今回引き取ったゾンビにダニーと名前を付けた。先住のゾンビたちともうまくやっていけているようで、とりあえずは一安心だ。昼間はゾンビたちに教育を施しているが、それにもついていけている。頭は良いようだ。


他のゾンビの子供達にも懐かれているようで、よいお兄さん役となっているし、年上のゾンビからは可愛がられているようで安心だ。むしろ引き取って良かった。俺はダニ―に、他の子たちよりも高度な教育、つまりネクロマンシーの施術も教え込んだ。


それから30年…。


俺のところに暮らしていたゾンビは、みな養子として引き取られていった。だがダニ―は良い引き取り手がいたにも関わらず、俺についてきてくれた。もっと教えてほしい。ネクロマンサーになりたいと常々言っていた。


俺も嬉しくて、ダニーだけは手元において、勉強を続けた。

ダニーはもはやどこに出しても恥ずかしくないネクロマンサーになった。


さて、次は俺だ。


俺はもう、腕にヒビが入り、脳みそも固まってきている。

いわゆるゾンビの寿命ってヤツだ。


さすがに300年は生きすぎた。普段は200年ほどが寿命なのだが。


俺もダニーと同じ、もともとゾンビなのだ。


前のご主人から、同じようにネクロマンシーを教えられ、それを生業とするように教わった。だが、もう寿命のようだ。俺たちゾンビは永遠の命、アンデッドではない。

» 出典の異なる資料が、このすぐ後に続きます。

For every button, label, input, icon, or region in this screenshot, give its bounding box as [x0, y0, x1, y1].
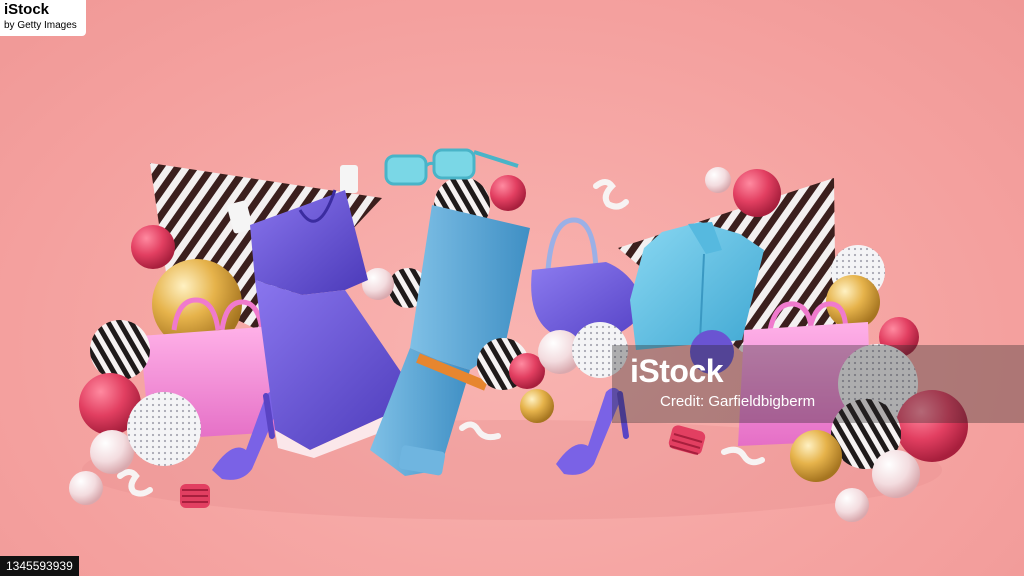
corner-logo: iStock by Getty Images — [0, 0, 86, 36]
striped-ball — [90, 320, 150, 380]
watermark-brand: iStock — [630, 353, 724, 389]
red-ball — [490, 175, 526, 211]
watermark-overlay: iStock Credit: Garfieldbigberm — [612, 345, 1024, 423]
white-ball — [835, 488, 869, 522]
white-ball — [69, 471, 103, 505]
gold-ball — [790, 430, 842, 482]
corner-logo-line2: by Getty Images — [4, 20, 77, 31]
white-ball — [705, 167, 731, 193]
spring-coil — [180, 484, 210, 508]
fashion-scene-illustration — [69, 148, 968, 522]
product-image: iStock Credit: Garfieldbigberm iStock by… — [0, 0, 1024, 576]
gold-ball — [520, 389, 554, 423]
red-ball — [733, 169, 781, 217]
asset-id-label: 1345593939 — [0, 556, 79, 576]
squiggle — [593, 179, 629, 210]
white-ball — [872, 450, 920, 498]
dotted-ball — [127, 392, 201, 466]
red-ball — [131, 225, 175, 269]
corner-logo-line1: iStock — [4, 1, 50, 18]
white-ball — [90, 430, 134, 474]
white-ball — [362, 268, 394, 300]
watermark-credit: Credit: Garfieldbigberm — [660, 393, 816, 410]
purple-handbag — [531, 217, 646, 342]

人間と同じ、やはりいつか死ぬのだ。いや、「死ぬ」ではない。「消滅」するのだ。


引き取られた他の子たちをダニーが呼び寄せてくれた。

俺の最後のときをみんなと過ごしてほしいからだそうだ。


優しい子に育った。これからはお前が前のご主人、先代と俺のあとを継いで、立派なネクロマンサーになってほしい。みんなも、自分がゾンビだなんて思うな。みんな可愛い俺の子供たちだ。


ダニーは泣きながら俺の手をとってくれた。


その姿を見て安心した俺は、粉となって長い一生を終えたのだ。


これを読んでいる皆さんも、ゾンビは恐ろしいものだと思わず、ぜひ仲良くしてほしい。彼らは寿命が長いという以外は、我々人間と何も変わらない、儚い存在であるのだから。